If \(L_u\) and \(L_0\) are the linearizations of the Allen–Cahn operator at u and 0 respectively, the inequality above yields

$$\begin{aligned} \lambda _k(L_u) \ge \lambda _k(L_0), \quad \text{ for } \text{ all } \quad k \in {\mathbb {N}}. \end{aligned}$$

Since \(L_0 = -\varepsilon ^2\Delta + W''(0)= -\varepsilon ^2 \Delta -1\), we see that \(\lambda _k(L_0) = \varepsilon ^2\lambda _k(S^3) -1\). Using that \(\lambda _1(S^3)\) has multiplicity 4 and \(\varepsilon \in (\varepsilon _2,\varepsilon _1)\), we obtain

$$\begin{aligned} {{\,\mathrm{ind}\,}}(u) + \dim \ker (L_u) \le {{\,\mathrm{ind}\,}}(0) + \dim \ker (L_0) = 5. \end{aligned}$$

By Theorem 5.1, we have \({{\,\mathrm{ind}\,}}(u) \ge 1\), so \(\dim \ker (L_u) \le 4\). Since the tangent vector of any curve through u in the orbit \(u\cdot {{\,\mathrm{SO}\,}}(4)\) is an element in \(\ker (L_u)\), we see that

$$\begin{aligned} \dim (u\cdot {{\,\mathrm{SO}\,}}(4)) = \dim T_u(u\cdot {{\,\mathrm{SO}\,}}(4)) \le \dim \ker (L_u) \le 4. \end{aligned}$$

Along with (21) and \(\dim {{\,\mathrm{SO}\,}}(4) = 6\), this shows \(\dim ({{\,\mathrm{SO}\,}}(4)_u) \ge 2\). \(\square \)

Remark 9.7

The same argument gives a lower bound for the dimension isotropy group of a nonconstant solution u of (3) in \(S^{N}\), for \(\varepsilon \) in the range \((\lambda _2(S^{N})^{-1/2},\lambda _1(S^{N})^{-1/2})\). In fact, since \(\lambda _1(S^{N})\) has multiplicity \(n+1\) and \(\dim {{\,\mathrm{SO}\,}}(N+1) = \frac{N(N+1)}{2}\), for any such \(\varepsilon \) and u, the group \({{\,\mathrm{SO}\,}}(N+1)_u\) has dimension \(\ge \frac{(N-2)(N+1)}{2}=\dim ({{\,\mathrm{SO}\,}}(N))-1\).

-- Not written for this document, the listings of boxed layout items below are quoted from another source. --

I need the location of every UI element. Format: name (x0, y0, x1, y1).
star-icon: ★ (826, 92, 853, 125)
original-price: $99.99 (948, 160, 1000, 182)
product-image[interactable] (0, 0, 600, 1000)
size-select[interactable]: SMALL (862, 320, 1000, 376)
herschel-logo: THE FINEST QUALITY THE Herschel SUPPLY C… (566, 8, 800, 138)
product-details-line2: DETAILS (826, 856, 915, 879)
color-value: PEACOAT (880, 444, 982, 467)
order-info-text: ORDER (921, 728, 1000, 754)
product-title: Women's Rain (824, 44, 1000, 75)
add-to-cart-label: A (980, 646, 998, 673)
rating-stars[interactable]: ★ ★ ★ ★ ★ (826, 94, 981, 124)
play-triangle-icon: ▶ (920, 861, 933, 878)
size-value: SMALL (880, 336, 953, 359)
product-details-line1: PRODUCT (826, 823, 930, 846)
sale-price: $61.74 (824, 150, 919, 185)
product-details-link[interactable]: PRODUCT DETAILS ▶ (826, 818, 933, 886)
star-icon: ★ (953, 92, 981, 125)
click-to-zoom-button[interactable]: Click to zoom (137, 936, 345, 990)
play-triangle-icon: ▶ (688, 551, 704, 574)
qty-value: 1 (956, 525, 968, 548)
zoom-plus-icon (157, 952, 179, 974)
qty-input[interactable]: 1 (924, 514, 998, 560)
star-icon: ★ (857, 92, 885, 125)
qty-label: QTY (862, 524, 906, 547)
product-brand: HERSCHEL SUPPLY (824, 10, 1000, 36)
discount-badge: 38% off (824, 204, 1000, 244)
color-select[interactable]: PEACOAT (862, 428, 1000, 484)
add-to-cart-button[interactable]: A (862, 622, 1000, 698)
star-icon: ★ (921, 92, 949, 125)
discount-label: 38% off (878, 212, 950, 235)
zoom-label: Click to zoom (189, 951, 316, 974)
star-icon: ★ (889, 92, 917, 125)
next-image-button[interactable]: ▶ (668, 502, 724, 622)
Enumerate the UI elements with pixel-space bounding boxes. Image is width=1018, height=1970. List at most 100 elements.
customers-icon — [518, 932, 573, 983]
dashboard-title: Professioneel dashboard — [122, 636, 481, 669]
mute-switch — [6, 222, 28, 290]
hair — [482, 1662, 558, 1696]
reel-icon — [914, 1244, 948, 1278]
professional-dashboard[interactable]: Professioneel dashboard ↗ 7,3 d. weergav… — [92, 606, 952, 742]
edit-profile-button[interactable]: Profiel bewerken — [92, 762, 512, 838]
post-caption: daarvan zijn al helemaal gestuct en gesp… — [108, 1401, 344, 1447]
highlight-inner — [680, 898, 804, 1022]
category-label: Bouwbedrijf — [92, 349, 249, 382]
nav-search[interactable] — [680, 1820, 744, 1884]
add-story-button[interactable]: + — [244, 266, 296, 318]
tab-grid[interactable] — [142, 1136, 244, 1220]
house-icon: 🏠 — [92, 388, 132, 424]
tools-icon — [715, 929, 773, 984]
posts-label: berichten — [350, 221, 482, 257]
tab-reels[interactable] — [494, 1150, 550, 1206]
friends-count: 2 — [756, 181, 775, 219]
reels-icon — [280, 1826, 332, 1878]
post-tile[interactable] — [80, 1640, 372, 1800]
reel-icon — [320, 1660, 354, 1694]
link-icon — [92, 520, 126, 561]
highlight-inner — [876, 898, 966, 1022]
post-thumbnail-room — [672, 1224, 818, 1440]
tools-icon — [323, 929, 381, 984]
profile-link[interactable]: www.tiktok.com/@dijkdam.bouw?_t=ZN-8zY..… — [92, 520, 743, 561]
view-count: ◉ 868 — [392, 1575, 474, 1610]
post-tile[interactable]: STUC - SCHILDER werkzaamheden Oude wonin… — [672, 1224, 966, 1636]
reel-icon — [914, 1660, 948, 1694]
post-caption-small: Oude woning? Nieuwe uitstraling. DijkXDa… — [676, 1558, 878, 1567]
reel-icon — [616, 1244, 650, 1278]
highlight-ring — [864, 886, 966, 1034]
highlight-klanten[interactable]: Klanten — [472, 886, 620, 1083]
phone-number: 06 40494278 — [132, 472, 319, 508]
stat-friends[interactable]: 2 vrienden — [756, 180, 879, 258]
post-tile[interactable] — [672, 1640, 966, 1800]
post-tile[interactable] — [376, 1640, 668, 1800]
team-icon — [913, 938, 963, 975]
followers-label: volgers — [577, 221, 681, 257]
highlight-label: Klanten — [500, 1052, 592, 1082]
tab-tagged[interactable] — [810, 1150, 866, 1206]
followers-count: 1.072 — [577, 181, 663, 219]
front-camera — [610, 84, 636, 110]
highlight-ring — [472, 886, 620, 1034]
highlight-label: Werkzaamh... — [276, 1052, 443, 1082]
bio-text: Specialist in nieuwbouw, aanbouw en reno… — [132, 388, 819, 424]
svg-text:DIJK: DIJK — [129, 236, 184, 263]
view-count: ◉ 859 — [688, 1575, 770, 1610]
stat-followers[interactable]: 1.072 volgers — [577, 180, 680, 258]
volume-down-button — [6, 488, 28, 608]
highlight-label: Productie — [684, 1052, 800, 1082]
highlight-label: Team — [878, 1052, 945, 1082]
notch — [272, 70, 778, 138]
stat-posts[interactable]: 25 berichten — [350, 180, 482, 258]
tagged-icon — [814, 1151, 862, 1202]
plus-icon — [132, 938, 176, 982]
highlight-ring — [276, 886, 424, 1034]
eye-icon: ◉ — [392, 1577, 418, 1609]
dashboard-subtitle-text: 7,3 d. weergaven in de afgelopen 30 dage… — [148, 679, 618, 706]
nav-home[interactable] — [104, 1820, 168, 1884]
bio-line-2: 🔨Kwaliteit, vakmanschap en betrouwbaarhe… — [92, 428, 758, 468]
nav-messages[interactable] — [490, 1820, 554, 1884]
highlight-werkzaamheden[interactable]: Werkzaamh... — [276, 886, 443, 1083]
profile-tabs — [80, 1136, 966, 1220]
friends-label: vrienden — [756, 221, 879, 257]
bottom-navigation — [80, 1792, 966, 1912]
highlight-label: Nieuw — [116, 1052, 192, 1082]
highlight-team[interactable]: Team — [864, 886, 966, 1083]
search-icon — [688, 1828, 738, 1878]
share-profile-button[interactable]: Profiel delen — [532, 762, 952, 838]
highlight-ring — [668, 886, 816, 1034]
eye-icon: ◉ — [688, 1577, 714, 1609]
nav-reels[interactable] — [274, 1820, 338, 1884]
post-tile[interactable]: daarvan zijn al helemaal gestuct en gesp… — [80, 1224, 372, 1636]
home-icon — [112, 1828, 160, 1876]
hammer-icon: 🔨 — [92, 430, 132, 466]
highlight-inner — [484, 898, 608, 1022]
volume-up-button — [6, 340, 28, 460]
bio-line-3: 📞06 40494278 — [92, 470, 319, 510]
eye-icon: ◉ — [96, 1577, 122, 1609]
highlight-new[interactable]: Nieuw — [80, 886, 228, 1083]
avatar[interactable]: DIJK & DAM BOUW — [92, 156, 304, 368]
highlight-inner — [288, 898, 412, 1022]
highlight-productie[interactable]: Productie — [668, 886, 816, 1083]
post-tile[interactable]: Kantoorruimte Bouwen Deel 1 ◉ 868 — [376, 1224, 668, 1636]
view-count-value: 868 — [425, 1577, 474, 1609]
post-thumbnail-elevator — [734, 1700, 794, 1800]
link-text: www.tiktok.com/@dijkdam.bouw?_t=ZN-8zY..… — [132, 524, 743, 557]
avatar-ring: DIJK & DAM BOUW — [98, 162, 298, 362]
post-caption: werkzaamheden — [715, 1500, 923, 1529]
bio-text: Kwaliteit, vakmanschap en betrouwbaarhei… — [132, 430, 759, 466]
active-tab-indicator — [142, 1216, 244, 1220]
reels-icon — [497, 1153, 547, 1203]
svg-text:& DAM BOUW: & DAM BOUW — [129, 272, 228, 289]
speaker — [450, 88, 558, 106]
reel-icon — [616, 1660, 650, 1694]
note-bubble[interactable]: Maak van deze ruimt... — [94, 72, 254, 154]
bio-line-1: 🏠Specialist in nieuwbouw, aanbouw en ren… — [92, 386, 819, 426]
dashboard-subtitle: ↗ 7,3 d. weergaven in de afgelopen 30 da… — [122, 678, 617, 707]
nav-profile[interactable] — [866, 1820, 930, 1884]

As a consequence of Lemmas 9.5 and 9.6 , we see that the only solutions of (3) with \(\varepsilon \in (\varepsilon _2,\varepsilon _1)\) are the constants \(\pm 1\) and 0, and the least positive energy solutions \(A_\varepsilon \). This finishes the proof of Theorem 2.11.